Hello everybody, incredible forums with so much good info!

I was wondering if anybody had any ideas on what an algorithm to create all possible seven card combinations ignoring position (so As Ad Ah Ac 2c 2d 2h is the same as 2c 2d 2h As Ad Ah Ac) and how many combinations this will create?

I have tried an iterative approach but it is hard to ignore duplicates. I create all combinations for as ad ah ac 2s 2d xx for example, then when I go to create as ad ah ac 2s 3d xx I run into the as ad ah ac 2s 3d 2d dupe, this gets exponentially worse as I progress.
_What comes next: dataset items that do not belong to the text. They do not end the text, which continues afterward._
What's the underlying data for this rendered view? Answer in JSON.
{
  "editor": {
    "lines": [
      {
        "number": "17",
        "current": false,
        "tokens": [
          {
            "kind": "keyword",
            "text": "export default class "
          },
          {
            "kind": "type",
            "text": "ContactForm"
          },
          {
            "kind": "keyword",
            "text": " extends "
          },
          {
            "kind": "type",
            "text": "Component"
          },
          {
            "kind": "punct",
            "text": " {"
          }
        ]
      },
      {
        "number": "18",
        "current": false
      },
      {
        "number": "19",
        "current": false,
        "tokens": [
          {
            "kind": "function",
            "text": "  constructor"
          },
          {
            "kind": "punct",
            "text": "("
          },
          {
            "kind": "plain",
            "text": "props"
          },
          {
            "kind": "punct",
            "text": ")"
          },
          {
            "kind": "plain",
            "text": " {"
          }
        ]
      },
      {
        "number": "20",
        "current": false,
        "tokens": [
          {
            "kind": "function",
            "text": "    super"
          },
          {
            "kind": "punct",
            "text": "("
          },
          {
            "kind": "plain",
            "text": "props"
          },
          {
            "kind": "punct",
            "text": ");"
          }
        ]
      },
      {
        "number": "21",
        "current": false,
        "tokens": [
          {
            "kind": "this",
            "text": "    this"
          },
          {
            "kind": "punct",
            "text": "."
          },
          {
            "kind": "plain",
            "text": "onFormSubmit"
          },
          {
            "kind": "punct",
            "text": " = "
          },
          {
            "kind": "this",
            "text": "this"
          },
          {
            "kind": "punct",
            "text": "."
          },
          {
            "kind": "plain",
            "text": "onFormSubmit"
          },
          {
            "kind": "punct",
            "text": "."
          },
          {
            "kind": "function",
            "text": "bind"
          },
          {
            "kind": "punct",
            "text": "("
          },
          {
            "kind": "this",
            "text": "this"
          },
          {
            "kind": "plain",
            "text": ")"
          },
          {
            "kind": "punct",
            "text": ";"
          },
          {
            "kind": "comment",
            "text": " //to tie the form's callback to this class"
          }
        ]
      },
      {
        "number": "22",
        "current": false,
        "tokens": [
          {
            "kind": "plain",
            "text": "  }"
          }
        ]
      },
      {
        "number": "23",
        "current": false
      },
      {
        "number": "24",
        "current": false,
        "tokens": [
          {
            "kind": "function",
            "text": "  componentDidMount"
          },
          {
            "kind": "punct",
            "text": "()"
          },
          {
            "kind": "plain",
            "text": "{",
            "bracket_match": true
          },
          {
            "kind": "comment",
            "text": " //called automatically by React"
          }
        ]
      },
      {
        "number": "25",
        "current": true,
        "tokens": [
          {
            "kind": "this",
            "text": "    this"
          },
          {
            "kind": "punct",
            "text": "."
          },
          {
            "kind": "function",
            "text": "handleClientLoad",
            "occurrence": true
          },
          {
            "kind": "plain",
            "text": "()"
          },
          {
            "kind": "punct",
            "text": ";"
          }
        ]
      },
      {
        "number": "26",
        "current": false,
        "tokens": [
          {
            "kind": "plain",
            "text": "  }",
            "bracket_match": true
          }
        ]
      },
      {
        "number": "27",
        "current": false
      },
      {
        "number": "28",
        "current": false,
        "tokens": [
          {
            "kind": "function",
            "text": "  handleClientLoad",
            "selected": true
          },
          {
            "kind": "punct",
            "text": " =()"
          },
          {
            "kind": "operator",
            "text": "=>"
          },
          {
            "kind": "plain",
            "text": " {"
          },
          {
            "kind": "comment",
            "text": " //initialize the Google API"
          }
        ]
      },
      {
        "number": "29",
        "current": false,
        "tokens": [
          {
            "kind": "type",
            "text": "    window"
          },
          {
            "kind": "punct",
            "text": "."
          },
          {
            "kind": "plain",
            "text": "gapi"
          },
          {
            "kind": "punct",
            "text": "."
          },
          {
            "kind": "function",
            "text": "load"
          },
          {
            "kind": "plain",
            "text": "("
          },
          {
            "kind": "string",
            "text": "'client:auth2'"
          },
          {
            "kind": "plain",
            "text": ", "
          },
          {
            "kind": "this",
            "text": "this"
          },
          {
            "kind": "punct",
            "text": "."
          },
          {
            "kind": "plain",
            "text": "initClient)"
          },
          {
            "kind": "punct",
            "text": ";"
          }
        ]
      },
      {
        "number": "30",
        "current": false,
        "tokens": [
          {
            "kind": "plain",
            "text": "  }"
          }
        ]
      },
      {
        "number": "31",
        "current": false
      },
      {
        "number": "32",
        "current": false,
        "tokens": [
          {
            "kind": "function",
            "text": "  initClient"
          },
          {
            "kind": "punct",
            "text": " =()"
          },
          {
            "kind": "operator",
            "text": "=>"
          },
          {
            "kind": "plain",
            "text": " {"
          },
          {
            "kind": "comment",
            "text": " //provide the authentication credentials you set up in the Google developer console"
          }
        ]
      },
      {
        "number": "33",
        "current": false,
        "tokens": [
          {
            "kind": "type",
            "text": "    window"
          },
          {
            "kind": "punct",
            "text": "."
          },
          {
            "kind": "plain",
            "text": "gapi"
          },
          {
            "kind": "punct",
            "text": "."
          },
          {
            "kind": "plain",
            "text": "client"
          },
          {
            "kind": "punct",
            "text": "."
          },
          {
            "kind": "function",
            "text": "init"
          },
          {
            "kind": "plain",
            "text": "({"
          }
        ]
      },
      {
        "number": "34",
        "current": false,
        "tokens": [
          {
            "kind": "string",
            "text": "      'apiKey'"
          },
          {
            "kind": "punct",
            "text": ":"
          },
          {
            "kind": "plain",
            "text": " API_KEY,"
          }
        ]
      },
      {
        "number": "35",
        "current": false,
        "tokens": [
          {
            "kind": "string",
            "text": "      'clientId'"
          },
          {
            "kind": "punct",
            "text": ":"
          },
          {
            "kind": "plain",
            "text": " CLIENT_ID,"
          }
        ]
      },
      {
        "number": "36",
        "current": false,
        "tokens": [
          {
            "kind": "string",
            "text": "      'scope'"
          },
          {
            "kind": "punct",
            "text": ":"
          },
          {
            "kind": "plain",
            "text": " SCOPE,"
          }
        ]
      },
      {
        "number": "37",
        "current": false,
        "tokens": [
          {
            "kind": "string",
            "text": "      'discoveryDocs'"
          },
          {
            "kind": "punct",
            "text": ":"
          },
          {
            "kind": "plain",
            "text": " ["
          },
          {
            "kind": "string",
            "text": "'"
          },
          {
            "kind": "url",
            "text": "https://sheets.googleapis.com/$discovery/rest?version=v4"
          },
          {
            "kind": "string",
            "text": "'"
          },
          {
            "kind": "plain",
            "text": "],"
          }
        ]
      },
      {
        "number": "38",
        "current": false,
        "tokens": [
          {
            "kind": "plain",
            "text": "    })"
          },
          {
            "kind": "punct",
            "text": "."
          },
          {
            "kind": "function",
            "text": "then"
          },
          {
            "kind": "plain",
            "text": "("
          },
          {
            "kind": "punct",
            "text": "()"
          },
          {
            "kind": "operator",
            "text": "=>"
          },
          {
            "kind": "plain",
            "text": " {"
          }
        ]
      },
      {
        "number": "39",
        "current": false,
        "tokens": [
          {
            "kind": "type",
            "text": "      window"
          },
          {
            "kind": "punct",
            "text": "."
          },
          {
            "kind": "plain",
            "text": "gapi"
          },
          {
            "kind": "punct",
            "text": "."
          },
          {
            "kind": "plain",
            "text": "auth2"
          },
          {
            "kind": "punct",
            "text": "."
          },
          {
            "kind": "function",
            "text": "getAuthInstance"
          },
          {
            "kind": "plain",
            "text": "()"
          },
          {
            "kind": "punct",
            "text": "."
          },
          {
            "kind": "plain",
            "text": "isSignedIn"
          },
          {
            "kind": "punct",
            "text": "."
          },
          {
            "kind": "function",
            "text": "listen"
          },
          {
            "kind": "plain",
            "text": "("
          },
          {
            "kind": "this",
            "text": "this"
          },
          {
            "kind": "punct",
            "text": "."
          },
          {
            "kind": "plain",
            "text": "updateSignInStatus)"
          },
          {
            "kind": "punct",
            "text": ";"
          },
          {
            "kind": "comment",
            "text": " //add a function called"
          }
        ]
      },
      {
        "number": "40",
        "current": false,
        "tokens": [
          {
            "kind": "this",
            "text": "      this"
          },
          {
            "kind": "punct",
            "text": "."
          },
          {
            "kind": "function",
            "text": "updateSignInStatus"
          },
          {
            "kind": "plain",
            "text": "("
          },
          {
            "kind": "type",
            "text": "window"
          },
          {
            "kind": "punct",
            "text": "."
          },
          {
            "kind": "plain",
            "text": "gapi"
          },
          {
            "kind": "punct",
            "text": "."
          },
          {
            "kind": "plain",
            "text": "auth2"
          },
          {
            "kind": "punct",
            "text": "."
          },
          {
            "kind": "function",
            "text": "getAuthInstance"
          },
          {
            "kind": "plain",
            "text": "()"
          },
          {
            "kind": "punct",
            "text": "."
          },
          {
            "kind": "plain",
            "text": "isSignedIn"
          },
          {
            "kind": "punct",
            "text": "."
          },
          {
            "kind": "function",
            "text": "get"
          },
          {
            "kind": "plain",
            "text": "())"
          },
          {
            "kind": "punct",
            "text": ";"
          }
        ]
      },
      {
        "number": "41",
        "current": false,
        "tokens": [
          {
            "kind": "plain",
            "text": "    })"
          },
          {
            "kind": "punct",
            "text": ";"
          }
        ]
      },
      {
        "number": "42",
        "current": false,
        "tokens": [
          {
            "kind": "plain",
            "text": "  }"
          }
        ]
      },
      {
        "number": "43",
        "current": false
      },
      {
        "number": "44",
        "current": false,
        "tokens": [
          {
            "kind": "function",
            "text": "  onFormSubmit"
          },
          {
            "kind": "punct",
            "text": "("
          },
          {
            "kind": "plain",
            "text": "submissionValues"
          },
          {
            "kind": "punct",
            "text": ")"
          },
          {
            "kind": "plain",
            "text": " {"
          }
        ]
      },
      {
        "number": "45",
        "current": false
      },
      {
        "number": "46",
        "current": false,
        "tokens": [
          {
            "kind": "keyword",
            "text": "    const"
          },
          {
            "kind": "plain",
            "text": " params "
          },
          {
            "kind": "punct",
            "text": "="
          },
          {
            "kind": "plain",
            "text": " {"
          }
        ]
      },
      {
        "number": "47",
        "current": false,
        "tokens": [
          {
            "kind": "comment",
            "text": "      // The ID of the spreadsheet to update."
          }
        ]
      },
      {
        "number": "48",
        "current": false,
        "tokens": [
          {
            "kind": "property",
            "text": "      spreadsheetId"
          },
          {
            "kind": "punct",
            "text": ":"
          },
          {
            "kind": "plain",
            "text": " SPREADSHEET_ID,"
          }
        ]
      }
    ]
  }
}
Checking every single variation against existing variations seems to be the only way to do this iterativelly but it seems silly. Any ideas appreciated.

this is just a guess

52!/(52-7)!*7!

kevin,
from a programming standpoint you would simply nest 7 loops. If the array deck[52] contains the cards, then:
for a = 1 to 46
for b = a+1 to 47
for c = b+1 to 48
for d = c+1 to 49
for e = d+1 to 50
for f = e+1 to 51
for g = f+1 to 52
card1 = deck[a]
|
card7 = deck[g]
etc.
this will give you all 133,784,560 unique hands

doormat

Good guess (other than a slight notation problem...its either "/7!" or you need parens around everything after your "/"

The result is over 133 million.

Thank you! A very elegant solution and just what I was looking for.

Good guess (other than a slight notation problem...its either "/7!" or you need parens around everything after your "/"

The result is over 133 million.

huh?
please type it as both the ways you are explaining?

most...its not really important, just an "order of operations" error in your notation:

Yours: 52!/(52-7)!*7! while the *7! appears to be in the denominator, by the rules of order of operations the three factorial functions are sequentially divided then multiplied.

Correct 1: 52!/((52-7)!*7!) now performing the multiplication in the denominator before the division

Correct 2: 52!/(52-7)!/7! now sequentially dividing by the last two factorials not dividing then multiplying.